Ussaramanna si interroga dopo le torture inflitte a un diciottenne

Snobbato il corteo anti-violenza Cari ragazzi, la noia è un valore?

Un gruppo sociale è tale quando l'Io individuale si fonde nell'Io sociale, pur conservando la propria identità. Laddove radici, memorie, valori sono riconosciuti e condivisi, la solitudine e i problemi si alleviano nel supporto amorevole del vicino. Punti di riferimento geografici e socio-affettivi rendono l'individuo orgoglioso di essere riconoscibile all'esterno a partire dall'accento, attraverso il modo di fare, di essere, di sentire. Il riconoscimento di sé nell'altro ci rende pazienti ma severi, accoglienti ma decisi, castigatori ma non giudicanti.
Si è perso qualcosa? Il tempo non è più il criterio delle fasi della giornata e della vita se lo si deve rincorrere. Senza raggiungerlo mai, evidentemente, se continuamente diciamo: «Mi manca il tempo di… mi manca il tempo per…». E allora l'attenzione, l'ascolto, la disponibilità si perdono in questo rincorrere il tempo.
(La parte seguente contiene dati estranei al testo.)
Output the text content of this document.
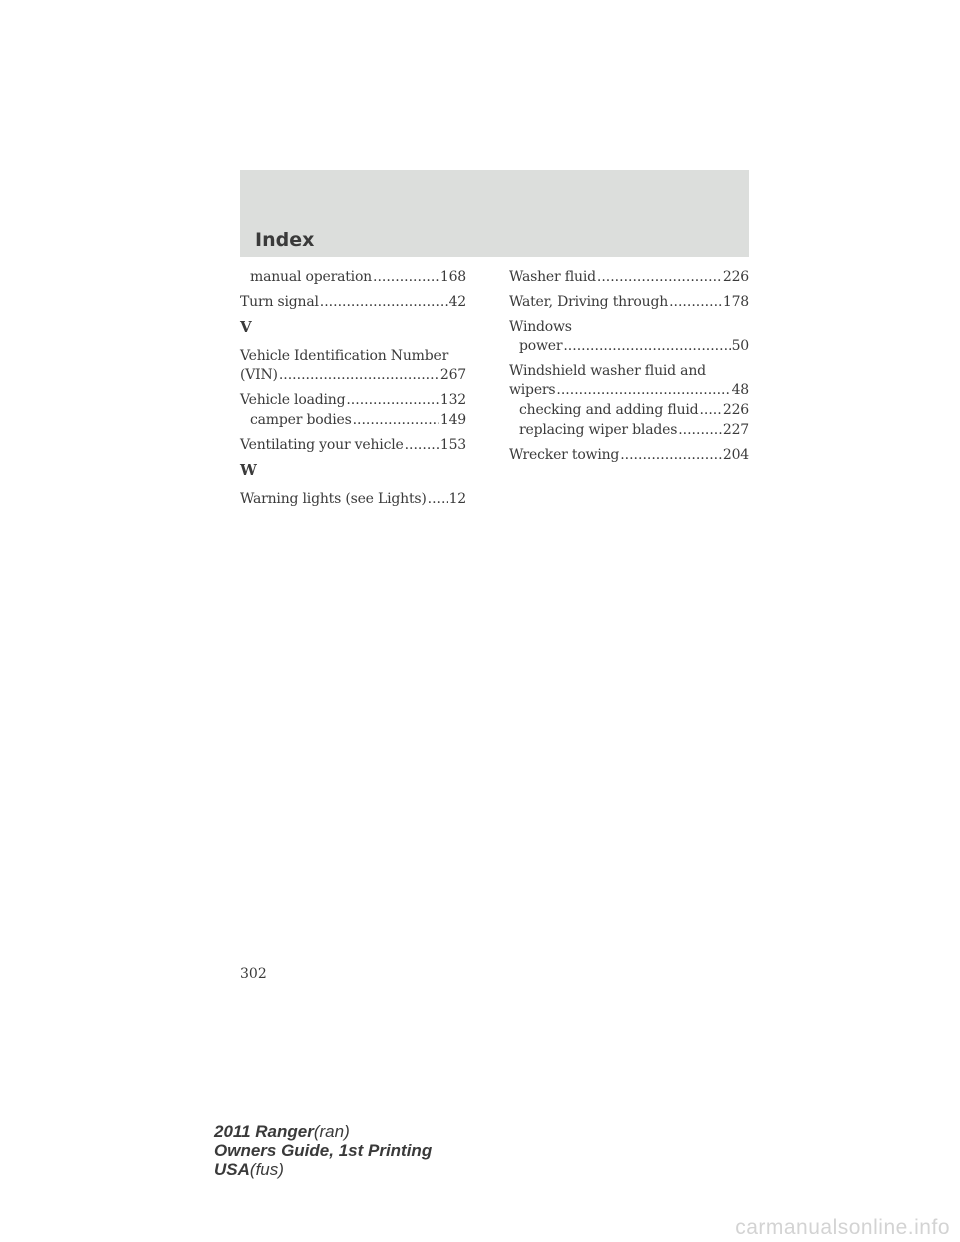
Index
manual operation .....	168
Turn signal .....	42
V
Vehicle Identification Number
(VIN) .....	267
Vehicle loading .....	132
camper bodies .....	149
Ventilating your vehicle .....	153
W
Warning lights (see Lights) ..... 12
Washer fluid .....	226
Water, Driving through .....	178
Windows
power .....	50
Windshield washer fluid and
wipers .....	48
checking and adding fluid ..... 226
replacing wiper blades .....	227
Wrecker towing .....	204
302
2011 Ranger(ran)
Owners Guide, 1st Printing
USA(fus)
carmanualsonline.info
Eppure, capita spesso di vedere il gruppo 'dei ragazzi del muretto' cellulare in evidenza (soli?), evidentemente il tempo non passa più neanche di là. L'indifferenza è la regola? La solitudine spirituale, la noia sono un valore? E allora è per questo che si scavalca - brontolando per il 'disturbo' - il cadavere lasciato troppo a lungo sul marciapiede, o si ignora 'il corteo' contro ogni violenza, nei confronti di chiunque?
GIOVANNA CARLETTI
Sindaco di Ussaramanna
Il portinaio di un palazzo romano precipita dalla terrazza che sta pulendo e muore; la folla dell'ora di punta scavalca il cadavere di quella vittima del lavoro, che ingombra il marciapiede. Notizia crudele, ampiamente commentata sui giornali e le tv, in classe e al mercato: brutta cosa, le metropoli. Grazie al sindaco di Ussaramanna per aver accostato l'episodio romano, così facile da condannare perché (in apparenza) così lontano, con le cronache agghiaccianti di casa nostra.
Ma grazie soprattutto perché la sua amministrazione non ha voluto rassegnarsi all'idea che nella sua comunità un ragazzo possa essere gettato in un pozzo legato a una corda, lunga quel tanto che basta per farlo respirare. Una tortura che un Paese civile rifiuta anche per il più efferato delinquente. Non molti giovani però hanno partecipato alla fiaccolata organizzata da Comune e parroco per dire no alla violenza: quella contro Luciano Picchedda, 18 anni appena, e contro chiunque altro, compaesano o forestiero. Forse non si identificano nei riti degli adulti, o forse qualcuno ha pensato che non fossero affari suoi.
Caro sindaco, ai ragazzi del muretto, soli coi loro cellulari e la loro noia, forse dovremmo riproporre i versi del poeta inglese John Donne: «Nessun uomo è un'isola, completo in se stesso; / Ogni uomo è un pezzo del continente, / parte della Terra intera ; e se una sola zolla vien portata via / dall'onda del mare, qualcosa all'Europa viene a mancare, / come se fosse stato un promontorio, / o la casa di un uomo, di un amico, o la tua stessa casa. / Ogni morte di uomo mi diminuisce perché / io son parte vivente del genere umano. / E così non mandare mai a chiedere / per chi suona la campana: /essa suona per te».